Long and Short Term Forecasting using Prophet
(Known to R users as thief)
Credit to Rob J. Hyndman and research partners as much of the code was developed with the help of their work.
Credit to Facebook and their fbprophet package.
It was my intention to make some of the code look similar to certain sections in the Prophet and (Hyndman's) thief packages.
- pip install lastprophet
If you'd like to just skip to coding with the package, prophetVerify.py should help you with that, but if you like reading, the following should help you understand how I built lastprophet and how it works.
Part I: The Data
I originally used Redfin traffic data to build this package.
I pulled the data so that date was in the first column, and the number I wanted to forecast was in the second column.
We were making daily forecasts, but wondered if we could get more out of their long term projections by using a multiple time-series aggregation approach.
So the data looked like this:
Then I just ran my lastF() function. All it takes is one call with all of the prophet inputs and it will return a dictionary of fitted and forecasted values for all of the different time instances
Part II: Prophet Inputs
Anything that you would specify in Prophet you can specify in lastF().

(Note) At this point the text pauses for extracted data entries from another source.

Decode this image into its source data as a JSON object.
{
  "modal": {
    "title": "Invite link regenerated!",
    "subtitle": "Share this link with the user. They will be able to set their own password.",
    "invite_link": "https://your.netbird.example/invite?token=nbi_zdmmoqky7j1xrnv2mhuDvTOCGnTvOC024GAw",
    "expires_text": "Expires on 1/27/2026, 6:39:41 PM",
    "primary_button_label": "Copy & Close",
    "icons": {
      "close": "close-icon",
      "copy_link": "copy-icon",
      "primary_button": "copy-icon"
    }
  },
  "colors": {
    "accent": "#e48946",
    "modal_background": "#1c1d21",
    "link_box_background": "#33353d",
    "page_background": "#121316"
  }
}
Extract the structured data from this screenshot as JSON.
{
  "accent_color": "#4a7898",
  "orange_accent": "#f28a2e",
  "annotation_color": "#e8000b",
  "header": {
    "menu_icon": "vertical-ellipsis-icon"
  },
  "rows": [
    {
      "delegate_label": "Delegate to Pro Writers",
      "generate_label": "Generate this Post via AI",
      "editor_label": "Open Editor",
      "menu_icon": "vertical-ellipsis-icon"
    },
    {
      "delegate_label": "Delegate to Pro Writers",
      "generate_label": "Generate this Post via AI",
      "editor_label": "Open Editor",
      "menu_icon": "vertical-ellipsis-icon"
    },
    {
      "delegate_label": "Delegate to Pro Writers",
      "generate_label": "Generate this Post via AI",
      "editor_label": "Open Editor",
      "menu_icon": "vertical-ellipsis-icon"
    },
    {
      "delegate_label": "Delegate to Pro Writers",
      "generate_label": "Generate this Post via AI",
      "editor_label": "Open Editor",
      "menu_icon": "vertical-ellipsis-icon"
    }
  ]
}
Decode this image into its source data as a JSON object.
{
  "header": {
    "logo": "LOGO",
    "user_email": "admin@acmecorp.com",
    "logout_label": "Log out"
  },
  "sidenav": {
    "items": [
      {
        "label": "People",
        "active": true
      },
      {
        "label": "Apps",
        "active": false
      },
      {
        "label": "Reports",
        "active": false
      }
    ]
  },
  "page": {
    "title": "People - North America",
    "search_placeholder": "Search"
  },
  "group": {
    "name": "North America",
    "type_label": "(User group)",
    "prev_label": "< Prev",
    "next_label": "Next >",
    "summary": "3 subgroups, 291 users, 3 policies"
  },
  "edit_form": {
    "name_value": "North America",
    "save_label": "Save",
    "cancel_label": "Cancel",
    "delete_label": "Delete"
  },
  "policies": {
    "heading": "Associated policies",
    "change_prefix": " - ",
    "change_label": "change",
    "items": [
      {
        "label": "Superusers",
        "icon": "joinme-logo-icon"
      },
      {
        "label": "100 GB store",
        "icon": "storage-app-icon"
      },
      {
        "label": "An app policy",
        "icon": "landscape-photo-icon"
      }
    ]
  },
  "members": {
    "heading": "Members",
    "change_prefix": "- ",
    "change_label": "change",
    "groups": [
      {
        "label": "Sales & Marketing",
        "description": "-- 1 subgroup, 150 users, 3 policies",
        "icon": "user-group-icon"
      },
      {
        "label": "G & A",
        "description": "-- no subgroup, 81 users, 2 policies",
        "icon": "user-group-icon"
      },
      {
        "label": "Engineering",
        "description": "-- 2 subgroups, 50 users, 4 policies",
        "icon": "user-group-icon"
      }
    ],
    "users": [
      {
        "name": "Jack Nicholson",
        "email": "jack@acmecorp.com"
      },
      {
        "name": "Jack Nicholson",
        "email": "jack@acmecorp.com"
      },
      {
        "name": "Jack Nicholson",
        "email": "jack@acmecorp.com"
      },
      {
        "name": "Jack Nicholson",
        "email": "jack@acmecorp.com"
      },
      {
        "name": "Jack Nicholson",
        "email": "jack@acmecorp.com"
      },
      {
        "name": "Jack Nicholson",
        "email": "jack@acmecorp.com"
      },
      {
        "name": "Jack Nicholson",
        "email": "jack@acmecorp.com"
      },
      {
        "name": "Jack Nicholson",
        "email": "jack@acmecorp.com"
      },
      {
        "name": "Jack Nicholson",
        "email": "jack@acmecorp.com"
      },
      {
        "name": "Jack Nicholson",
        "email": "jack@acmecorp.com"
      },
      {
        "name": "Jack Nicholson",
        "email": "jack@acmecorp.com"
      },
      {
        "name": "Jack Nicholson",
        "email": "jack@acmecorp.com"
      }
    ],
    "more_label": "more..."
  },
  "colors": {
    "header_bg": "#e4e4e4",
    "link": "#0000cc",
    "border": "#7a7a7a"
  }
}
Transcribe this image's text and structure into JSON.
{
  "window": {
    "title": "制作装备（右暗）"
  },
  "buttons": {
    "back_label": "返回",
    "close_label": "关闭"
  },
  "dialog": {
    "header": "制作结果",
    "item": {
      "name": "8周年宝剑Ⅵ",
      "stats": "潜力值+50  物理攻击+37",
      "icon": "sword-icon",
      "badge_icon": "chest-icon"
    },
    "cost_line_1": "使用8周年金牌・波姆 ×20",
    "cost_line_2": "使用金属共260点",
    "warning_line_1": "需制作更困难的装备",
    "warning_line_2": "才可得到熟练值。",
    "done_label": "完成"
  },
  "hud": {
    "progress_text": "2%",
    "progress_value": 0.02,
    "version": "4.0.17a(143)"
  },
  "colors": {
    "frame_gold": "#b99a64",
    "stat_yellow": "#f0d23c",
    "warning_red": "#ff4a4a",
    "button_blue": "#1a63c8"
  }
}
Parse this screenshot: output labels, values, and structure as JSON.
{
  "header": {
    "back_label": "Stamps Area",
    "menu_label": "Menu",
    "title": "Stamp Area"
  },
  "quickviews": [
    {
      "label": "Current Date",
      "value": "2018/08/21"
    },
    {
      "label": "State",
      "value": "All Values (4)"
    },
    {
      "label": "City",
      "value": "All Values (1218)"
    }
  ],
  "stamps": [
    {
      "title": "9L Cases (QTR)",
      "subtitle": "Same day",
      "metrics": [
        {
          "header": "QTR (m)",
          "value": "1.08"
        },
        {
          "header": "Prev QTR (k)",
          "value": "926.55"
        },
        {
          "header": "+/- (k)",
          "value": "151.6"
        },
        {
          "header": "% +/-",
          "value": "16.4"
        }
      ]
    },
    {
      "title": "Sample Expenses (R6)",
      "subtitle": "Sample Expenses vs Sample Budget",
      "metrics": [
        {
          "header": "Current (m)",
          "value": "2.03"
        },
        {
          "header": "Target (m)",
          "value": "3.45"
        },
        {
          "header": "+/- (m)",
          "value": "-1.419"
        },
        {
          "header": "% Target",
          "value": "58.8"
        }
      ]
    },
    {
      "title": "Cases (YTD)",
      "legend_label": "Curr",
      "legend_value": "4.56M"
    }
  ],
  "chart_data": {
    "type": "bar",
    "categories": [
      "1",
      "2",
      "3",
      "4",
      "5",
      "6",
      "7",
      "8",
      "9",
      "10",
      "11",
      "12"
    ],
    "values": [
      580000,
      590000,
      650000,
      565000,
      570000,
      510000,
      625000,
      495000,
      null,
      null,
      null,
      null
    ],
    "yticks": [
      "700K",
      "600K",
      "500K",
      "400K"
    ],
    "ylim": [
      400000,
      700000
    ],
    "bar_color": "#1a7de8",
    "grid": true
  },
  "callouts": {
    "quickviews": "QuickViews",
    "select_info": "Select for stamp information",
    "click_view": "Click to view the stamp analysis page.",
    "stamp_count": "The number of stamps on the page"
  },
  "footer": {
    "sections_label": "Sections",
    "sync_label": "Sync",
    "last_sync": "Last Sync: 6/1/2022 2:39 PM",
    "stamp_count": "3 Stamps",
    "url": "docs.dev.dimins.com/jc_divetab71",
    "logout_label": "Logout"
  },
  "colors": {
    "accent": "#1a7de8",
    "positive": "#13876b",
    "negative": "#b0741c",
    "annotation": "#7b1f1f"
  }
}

It’s flexible and will allow you to input a dataframe of values for inputs like cap, capF, and changepoints.
All of these inputs are specified when you call lastF, and after that you just let it run.
The following is the description of inputs and outputs for hts as well as the specified defaults:
""" Parameters ---------------- y - dataframe of time-series data Layout: 0th Col - Time instances 1st Col - Total of TS m - (int) frequency of time series eg. weekly is 52 (len(y) > 2*m) h - (int) the forecast horizon for the time series comb – (String) the type of hierarchical forecasting method that the user wants to use. Options: "OC" - optimal combination (Default), aggList - include_history - (Boolean) input for the forecasting function of Prophet cap - (Dataframe or Constant) carrying capacity of the input time series. If it is a dataframe, then the number of columns must equal len(y.columns) - 1 capF - (Dataframe or Constant) carrying capacity of the future time series. If it is a dataframe, then the number of columns must equal len(y.columns) - 1 changepoints - (DataFrame or List) changepoints for the model to consider fitting. If it is a dataframe, then the number of columns must equal len(y.columns) - 1 n_changepoints - (constant or list) changepoints for the model to consider fitting. If it is a list, then the number of items must equal len(y.columns) - 1 All other inputs - see Prophet Returns ----------------- newDict - a dictionary of DataFrames with predictions, seasonalities and trends that can all be plotted """
Part III: The output
The output is a dictionary of dataframes with keys that tell you which time series is which. For example, if I was forecasting a weekly time series with "m = 52" I would be returned a dictionary with keys of (1, 2, 4, 13, 26, 52) - all factors of m. Here the key 52 would contain weekly data, 26 bi-weekly and so on.
You can plot all of these time series by calling plotNode()
Part IV: Room For Improvement
The package could benefit from the following two things:
A way to run some of it in parallel, cause it take a while sometimes.
Prediction intervals would be cool as well.